Waktu mungkin tidak dapat menyembuhkan segalanya, tapi nyatanya waktu telah menyembuhkanku secara fisik.
Seminggu berlalu, dan aku sudah merasa lebih baik dari sebelumnya.
Aku memastikan untuk mengikuti diet yang dirancang Estrella untukku. Aku mendatangi setiap janji pertemuan dengan dokter dan melakukan olahraga ringan dengan berjalan secara teratur untuk membuat tubuhku lebih kuat.
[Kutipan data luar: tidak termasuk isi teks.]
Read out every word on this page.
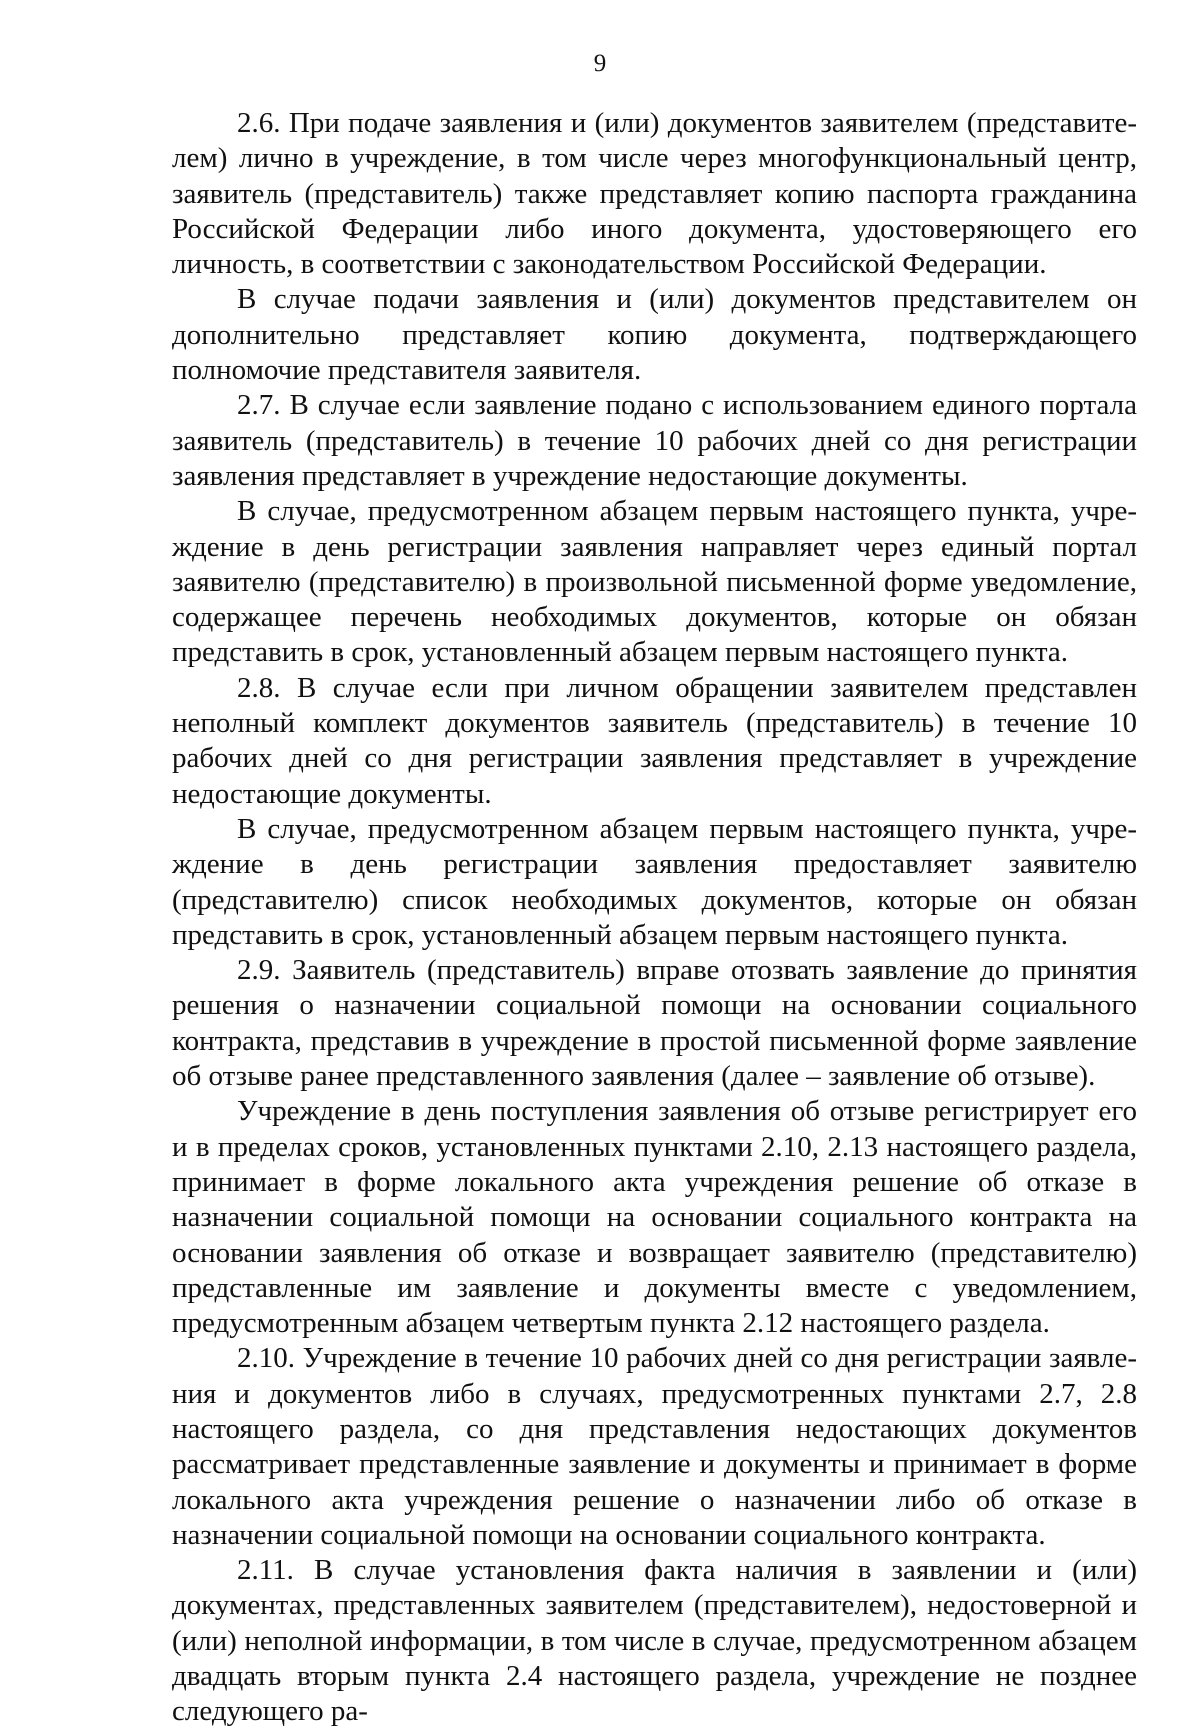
9

2.6. При подаче заявления и (или) документов заявителем (представителем) лично в учреждение, в том числе через многофункциональный центр, заявитель (представитель) также представляет копию паспорта гражданина Российской Федерации либо иного документа, удостоверяющего его личность, в соответствии с законодательством Российской Федерации.

В случае подачи заявления и (или) документов представителем он дополнительно представляет копию документа, подтверждающего полномочие представителя заявителя.

2.7. В случае если заявление подано с использованием единого портала заявитель (представитель) в течение 10 рабочих дней со дня регистрации заявления представляет в учреждение недостающие документы.

В случае, предусмотренном абзацем первым настоящего пункта, учреждение в день регистрации заявления направляет через единый портал заявителю (представителю) в произвольной письменной форме уведомление, содержащее перечень необходимых документов, которые он обязан представить в срок, установленный абзацем первым настоящего пункта.

2.8. В случае если при личном обращении заявителем представлен неполный комплект документов заявитель (представитель) в течение 10 рабочих дней со дня регистрации заявления представляет в учреждение недостающие документы.

В случае, предусмотренном абзацем первым настоящего пункта, учреждение в день регистрации заявления предоставляет заявителю (представителю) список необходимых документов, которые он обязан представить в срок, установленный абзацем первым настоящего пункта.

2.9. Заявитель (представитель) вправе отозвать заявление до принятия решения о назначении социальной помощи на основании социального контракта, представив в учреждение в простой письменной форме заявление об отзыве ранее представленного заявления (далее – заявление об отзыве).

Учреждение в день поступления заявления об отзыве регистрирует его и в пределах сроков, установленных пунктами 2.10, 2.13 настоящего раздела, принимает в форме локального акта учреждения решение об отказе в назначении социальной помощи на основании социального контракта на основании заявления об отказе и возвращает заявителю (представителю) представленные им заявление и документы вместе с уведомлением, предусмотренным абзацем четвертым пункта 2.12 настоящего раздела.

2.10. Учреждение в течение 10 рабочих дней со дня регистрации заявления и документов либо в случаях, предусмотренных пунктами 2.7, 2.8 настоящего раздела, со дня представления недостающих документов рассматривает представленные заявление и документы и принимает в форме локального акта учреждения решение о назначении либо об отказе в назначении социальной помощи на основании социального контракта.

2.11. В случае установления факта наличия в заявлении и (или) документах, представленных заявителем (представителем), недостоверной и (или) неполной информации, в том числе в случае, предусмотренном абзацем двадцать вторым пункта 2.4 настоящего раздела, учреждение не позднее следующего ра-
Aku belum sehat sepenuhnya, namun aku terus membuat peningkatan yang stabil setiap hari.
Aku sendiri terkejut dengan seberapa cepat aku pulih ketika aku benar-benar berusaha keras. Tapi sekali lagi, aku berdarah Alpha.
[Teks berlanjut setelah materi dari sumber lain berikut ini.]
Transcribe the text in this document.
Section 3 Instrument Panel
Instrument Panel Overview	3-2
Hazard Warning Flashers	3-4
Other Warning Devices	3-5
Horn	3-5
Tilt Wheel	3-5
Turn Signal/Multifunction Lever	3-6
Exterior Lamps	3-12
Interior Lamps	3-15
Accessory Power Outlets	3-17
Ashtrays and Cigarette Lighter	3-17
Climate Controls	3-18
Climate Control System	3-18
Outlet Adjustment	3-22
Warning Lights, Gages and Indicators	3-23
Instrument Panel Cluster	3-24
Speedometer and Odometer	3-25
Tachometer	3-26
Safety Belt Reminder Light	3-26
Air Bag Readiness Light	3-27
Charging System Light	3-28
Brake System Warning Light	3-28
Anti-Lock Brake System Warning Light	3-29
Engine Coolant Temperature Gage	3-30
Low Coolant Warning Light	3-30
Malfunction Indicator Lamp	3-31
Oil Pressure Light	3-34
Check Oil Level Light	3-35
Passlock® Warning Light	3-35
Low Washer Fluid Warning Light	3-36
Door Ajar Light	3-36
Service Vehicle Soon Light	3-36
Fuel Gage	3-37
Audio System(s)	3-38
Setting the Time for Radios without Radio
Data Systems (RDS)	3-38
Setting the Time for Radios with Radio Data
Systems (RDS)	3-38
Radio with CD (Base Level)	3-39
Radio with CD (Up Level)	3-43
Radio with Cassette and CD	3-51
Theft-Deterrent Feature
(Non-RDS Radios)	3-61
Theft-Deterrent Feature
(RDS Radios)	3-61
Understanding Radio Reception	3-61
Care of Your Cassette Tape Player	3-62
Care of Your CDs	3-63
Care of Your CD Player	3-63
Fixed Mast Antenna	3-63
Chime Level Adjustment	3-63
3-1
Karena tidak ada lagi kemungkinan bagiku untuk kembali ke masa lalu, aku meyakinkan diriku sendiri untuk menerima keadaanku saat ini. Pada saat semua ini telah selesai dan beres nantinya, aku akan berada di tempat yang jauh lebih baik. Aku akan menjadi lebih sehat, dan aku akan memiliki kebebasan.
Saat itu satu jam setelah aku selesai makan malam. Aku tengah melihat ke luar jendela dan mengamati langit malam menebarkan bayang-bayang di seluruh pelataran kawanan. Ini adalah satu-satunya waktu luang yang diberikan kepadaku setiap hari disela-sela jadwal perawatanku yang sibuk.
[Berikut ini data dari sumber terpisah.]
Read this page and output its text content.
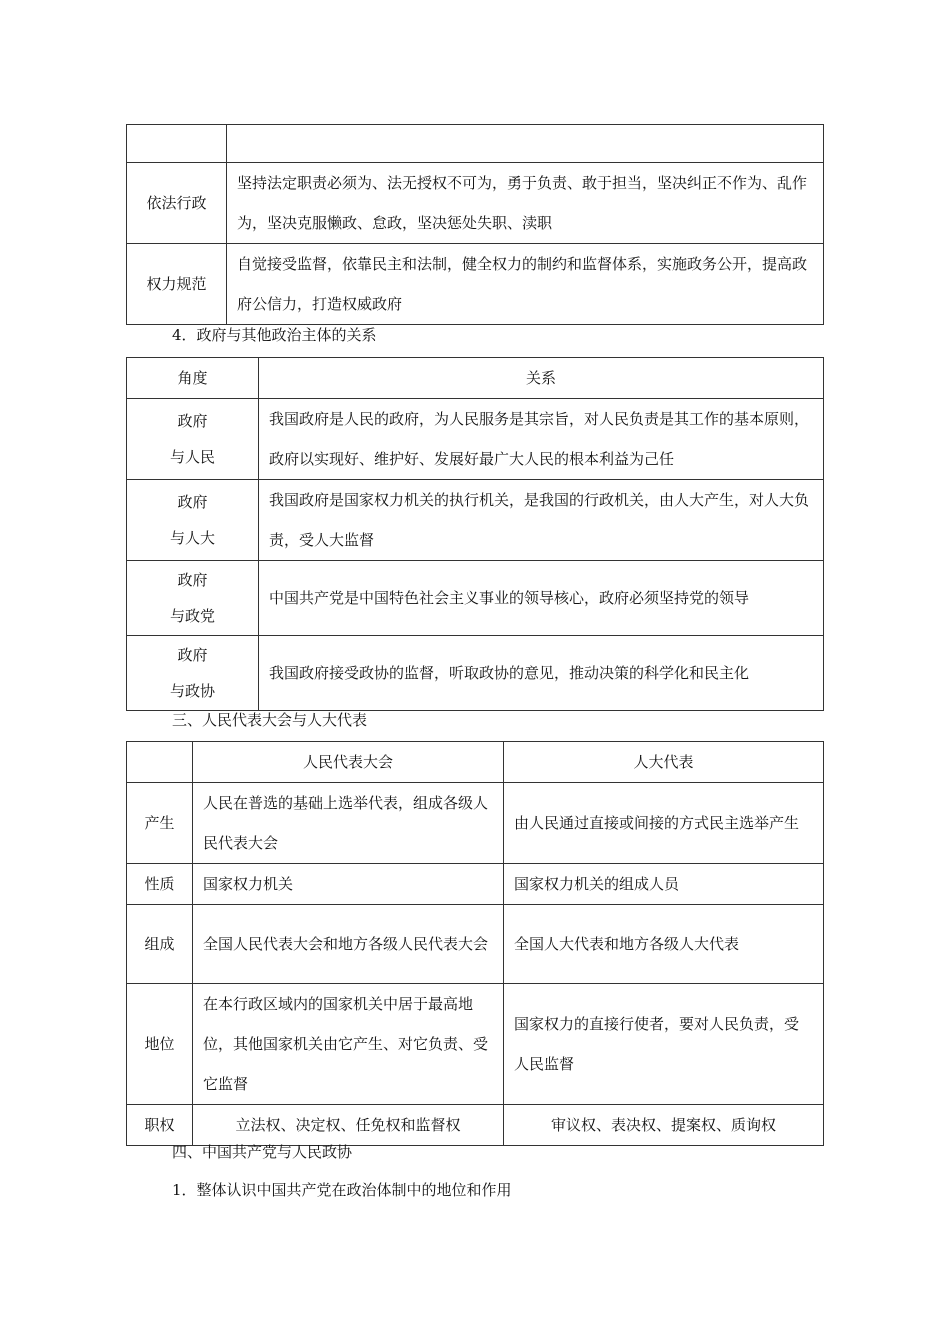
依法行政	坚持法定职责必须为、法无授权不可为，勇于负责、敢于担当，坚决纠正不作为、乱作为，坚决克服懒政、怠政，坚决惩处失职、渎职
权力规范	自觉接受监督，依靠民主和法制，健全权力的制约和监督体系，实施政务公开，提高政府公信力，打造权威政府
4．政府与其他政治主体的关系
角度	关系
政府
与人民	我国政府是人民的政府，为人民服务是其宗旨，对人民负责是其工作的基本原则，政府以实现好、维护好、发展好最广大人民的根本利益为己任
政府
与人大	我国政府是国家权力机关的执行机关，是我国的行政机关，由人大产生，对人大负责，受人大监督
政府
与政党	中国共产党是中国特色社会主义事业的领导核心，政府必须坚持党的领导
政府
与政协	我国政府接受政协的监督，听取政协的意见，推动决策的科学化和民主化
三、人民代表大会与人大代表
	人民代表大会	人大代表
产生	人民在普选的基础上选举代表，组成各级人民代表大会	由人民通过直接或间接的方式民主选举产生
性质	国家权力机关	国家权力机关的组成人员
组成	全国人民代表大会和地方各级人民代表大会	全国人大代表和地方各级人大代表
地位	在本行政区域内的国家机关中居于最高地位，其他国家机关由它产生、对它负责、受它监督	国家权力的直接行使者，要对人民负责，受人民监督
职权	立法权、决定权、任免权和监督权	审议权、表决权、提案权、质询权
四、中国共产党与人民政协
1．整体认识中国共产党在政治体制中的地位和作用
Aku membawa sebuah buku dari perpustakaan menuju ke sudut baca kecil di kamarku. Para pelayan telah datang lebih awal dan menyalakan api kecil. Aku merasa berterima kasih untuk itu. Kehangatannya terasa nyaman di tubuhku.
Ketukan di pintu mengalihkan perhatianku. Aku melihat dua orang pelayan yang sudah biasa kulihat berjalan masuk dengan seorang wanita yang lebih tua.
"Rosalie, aku kemari untuk mempersiapkanmu," katanya, seolah-olah dia yang memegang kendali.
"Maaf ... mempersiapkan aku untuk acara apa? Kurasa kita belum pernah bertemu," kataku ragu-ragu dan berdiri, berjalan menghampiri mereka.
"Aku Nyonya White, kepala pelayan di sini. Alpha mengutusku untuk memastikan kamu siap untuk malam ini."
Kata-katanya membuatku semakin bingung. Aku baru menyadari apa yang dia maksud setelah wanita itu masuk ke kamar mandi, menyiapkan bak mandi untukku berendam.
Malam ini adalah malam di mana itu akan terjadi.
Alpha Ethan akan datang untuk mengambil keperawananku!
Buku di tanganku terjatuh ke lantai. Aku buru-buru mengambilnya dan mencoba menutupi kegugupanku.
Sesekali, pikiranku melayang memikirkan Alpha Ethan. Seiring berjalannya waktu, rasa takutku padanya perlahan memudar.
Aku baik-baik saja sampai saat ini karena dia tidak pernah berada di sekitarku. Setelah malam pertama aku tiba di sini, dia seperti telah melupakanku sepenuhnya.
Pertemuan pertama kami sepertinya sudah lama sekali sehingga aku bahkan mempertanyakan apakah itu benar-benar terjadi ... sampai saat ini.
Waktu terasa melambat saat aku duduk kembali di kursiku.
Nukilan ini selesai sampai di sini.